-The effort to save men’s cross country and outdoor track and field at the University of Delaware has a new website — check it out.


-Football gets blamed a lot in the Title IX reform debate, mostly by supporters of the status quo. The line is basically that if schools didn’t choose to put so much resources into football, they wouldn’t have to cut men’s gymnastics, wrestling, etc. As I’ve pointed out many a time here on the blog, this misses the point entirely. Quotas are the problem, not football. Football only creates a challenge for schools to get the participating numbers to balance out because the government-designed measure of compliance (proportionality) is rigid, ill-functioning, and not designed to actually identify cases of discrimination. This is hardly football’s fault.
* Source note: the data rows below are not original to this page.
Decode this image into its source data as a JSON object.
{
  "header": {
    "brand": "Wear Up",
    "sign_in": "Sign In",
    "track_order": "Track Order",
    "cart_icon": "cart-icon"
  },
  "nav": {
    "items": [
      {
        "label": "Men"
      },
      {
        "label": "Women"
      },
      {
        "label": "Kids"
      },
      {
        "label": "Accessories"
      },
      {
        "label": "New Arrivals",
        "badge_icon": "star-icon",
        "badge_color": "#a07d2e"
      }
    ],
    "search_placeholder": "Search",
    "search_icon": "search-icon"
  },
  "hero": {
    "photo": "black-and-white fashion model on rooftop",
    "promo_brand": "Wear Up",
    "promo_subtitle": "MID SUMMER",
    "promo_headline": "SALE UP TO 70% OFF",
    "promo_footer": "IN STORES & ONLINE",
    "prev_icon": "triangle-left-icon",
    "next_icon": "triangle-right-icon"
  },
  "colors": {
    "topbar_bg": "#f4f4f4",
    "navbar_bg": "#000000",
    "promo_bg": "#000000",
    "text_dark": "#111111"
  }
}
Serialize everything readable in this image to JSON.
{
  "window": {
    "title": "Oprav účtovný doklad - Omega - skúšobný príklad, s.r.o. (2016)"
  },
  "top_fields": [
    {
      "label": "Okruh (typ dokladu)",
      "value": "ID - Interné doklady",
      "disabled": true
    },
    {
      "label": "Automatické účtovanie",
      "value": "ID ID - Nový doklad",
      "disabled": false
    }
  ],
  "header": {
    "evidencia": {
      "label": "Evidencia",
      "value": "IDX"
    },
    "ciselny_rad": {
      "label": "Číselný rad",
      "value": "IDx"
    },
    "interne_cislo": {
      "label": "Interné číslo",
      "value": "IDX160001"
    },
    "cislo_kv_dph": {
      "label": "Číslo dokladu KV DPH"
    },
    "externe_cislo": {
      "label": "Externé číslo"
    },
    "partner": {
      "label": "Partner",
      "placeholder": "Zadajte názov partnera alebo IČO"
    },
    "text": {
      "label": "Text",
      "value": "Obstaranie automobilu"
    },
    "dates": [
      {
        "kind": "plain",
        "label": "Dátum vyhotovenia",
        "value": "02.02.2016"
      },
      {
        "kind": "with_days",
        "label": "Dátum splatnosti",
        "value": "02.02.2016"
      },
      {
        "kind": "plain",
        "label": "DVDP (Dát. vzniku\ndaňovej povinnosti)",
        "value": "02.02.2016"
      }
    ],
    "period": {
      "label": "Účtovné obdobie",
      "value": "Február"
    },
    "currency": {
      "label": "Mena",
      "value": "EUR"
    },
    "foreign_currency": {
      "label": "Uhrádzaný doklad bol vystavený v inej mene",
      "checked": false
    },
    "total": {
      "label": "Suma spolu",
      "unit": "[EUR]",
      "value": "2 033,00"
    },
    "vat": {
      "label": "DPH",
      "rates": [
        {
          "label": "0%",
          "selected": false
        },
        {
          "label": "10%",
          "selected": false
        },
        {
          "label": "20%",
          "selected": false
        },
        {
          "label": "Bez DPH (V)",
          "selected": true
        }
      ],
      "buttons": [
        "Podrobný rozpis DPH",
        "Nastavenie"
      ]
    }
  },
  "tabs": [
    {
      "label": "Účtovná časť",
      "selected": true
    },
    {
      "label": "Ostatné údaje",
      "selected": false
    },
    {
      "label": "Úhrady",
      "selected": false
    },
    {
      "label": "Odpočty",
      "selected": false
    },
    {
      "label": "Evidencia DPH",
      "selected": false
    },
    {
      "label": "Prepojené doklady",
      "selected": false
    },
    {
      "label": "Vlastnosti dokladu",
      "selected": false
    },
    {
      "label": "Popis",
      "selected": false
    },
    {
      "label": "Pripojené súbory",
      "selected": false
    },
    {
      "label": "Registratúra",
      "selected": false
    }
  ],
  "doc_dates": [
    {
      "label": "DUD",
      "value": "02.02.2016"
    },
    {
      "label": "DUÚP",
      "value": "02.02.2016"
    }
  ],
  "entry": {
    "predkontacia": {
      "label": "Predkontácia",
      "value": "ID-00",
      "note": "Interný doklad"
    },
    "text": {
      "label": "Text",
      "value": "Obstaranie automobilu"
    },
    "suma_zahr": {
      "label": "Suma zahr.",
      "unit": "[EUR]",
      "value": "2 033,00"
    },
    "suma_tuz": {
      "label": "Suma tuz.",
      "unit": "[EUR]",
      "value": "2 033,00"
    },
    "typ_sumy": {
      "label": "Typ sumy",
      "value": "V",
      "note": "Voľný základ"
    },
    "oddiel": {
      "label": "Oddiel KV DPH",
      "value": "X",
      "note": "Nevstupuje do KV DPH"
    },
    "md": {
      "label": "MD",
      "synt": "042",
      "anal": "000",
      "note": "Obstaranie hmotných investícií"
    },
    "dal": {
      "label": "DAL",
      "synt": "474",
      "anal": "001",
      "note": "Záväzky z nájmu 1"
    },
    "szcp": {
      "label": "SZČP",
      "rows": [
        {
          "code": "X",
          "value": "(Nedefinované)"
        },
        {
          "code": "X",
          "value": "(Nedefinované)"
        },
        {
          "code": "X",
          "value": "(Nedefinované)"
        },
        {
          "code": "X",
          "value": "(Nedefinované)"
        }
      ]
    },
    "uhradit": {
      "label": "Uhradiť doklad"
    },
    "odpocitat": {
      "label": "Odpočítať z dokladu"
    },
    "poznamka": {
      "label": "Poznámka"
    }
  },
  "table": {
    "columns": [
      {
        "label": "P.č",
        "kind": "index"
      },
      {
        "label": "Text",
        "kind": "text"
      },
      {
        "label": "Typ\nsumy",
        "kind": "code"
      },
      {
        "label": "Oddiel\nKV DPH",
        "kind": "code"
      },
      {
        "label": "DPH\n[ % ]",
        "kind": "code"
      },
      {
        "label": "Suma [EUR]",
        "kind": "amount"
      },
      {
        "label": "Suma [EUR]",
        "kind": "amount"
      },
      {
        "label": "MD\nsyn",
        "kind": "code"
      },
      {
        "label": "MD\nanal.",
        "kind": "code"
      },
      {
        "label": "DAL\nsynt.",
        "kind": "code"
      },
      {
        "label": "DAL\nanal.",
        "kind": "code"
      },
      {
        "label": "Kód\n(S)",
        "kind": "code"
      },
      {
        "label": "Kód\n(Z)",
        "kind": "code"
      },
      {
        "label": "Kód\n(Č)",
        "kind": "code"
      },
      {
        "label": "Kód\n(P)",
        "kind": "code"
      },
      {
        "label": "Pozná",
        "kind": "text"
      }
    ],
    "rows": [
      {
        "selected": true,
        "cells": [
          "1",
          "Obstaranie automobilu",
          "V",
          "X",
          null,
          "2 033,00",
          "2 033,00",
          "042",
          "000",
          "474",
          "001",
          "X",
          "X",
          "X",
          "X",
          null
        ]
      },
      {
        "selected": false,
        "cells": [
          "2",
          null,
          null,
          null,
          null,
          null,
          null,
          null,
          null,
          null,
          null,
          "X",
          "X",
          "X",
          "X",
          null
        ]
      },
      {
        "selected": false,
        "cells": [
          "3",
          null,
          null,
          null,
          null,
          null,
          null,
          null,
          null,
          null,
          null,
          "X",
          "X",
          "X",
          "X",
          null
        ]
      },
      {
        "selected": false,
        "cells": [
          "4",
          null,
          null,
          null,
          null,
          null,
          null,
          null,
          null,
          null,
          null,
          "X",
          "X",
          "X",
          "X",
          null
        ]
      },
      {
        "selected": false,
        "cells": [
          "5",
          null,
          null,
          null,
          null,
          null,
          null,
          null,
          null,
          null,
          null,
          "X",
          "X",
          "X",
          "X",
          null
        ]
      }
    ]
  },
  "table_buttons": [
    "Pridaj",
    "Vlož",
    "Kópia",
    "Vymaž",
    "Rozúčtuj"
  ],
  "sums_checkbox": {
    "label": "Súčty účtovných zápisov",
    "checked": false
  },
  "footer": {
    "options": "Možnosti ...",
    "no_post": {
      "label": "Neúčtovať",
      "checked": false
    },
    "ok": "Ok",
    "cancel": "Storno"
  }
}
And in terms of all the money spent on football, that’s true in a lot of cases, but it’s only one side of the coin: football teams also bring in a lot of money. Our friends over at Saving Sports point to some new reporting in Forbes that looks at revenues and costs from the BCS conferences and finds, surprise!, almost all of the schools make profits off football. Add in men’s basketball and you get even more profits. So, if you want to talk about costs, fine. But you have to also talk about revenue. The notion that football programs are bankrupting schools and robbing other athletes of opportunities is ridiculous.


-Over at Saving Sports, Eric McErlain points to more nonsense in the form of Title IX interference in high school booster clubs.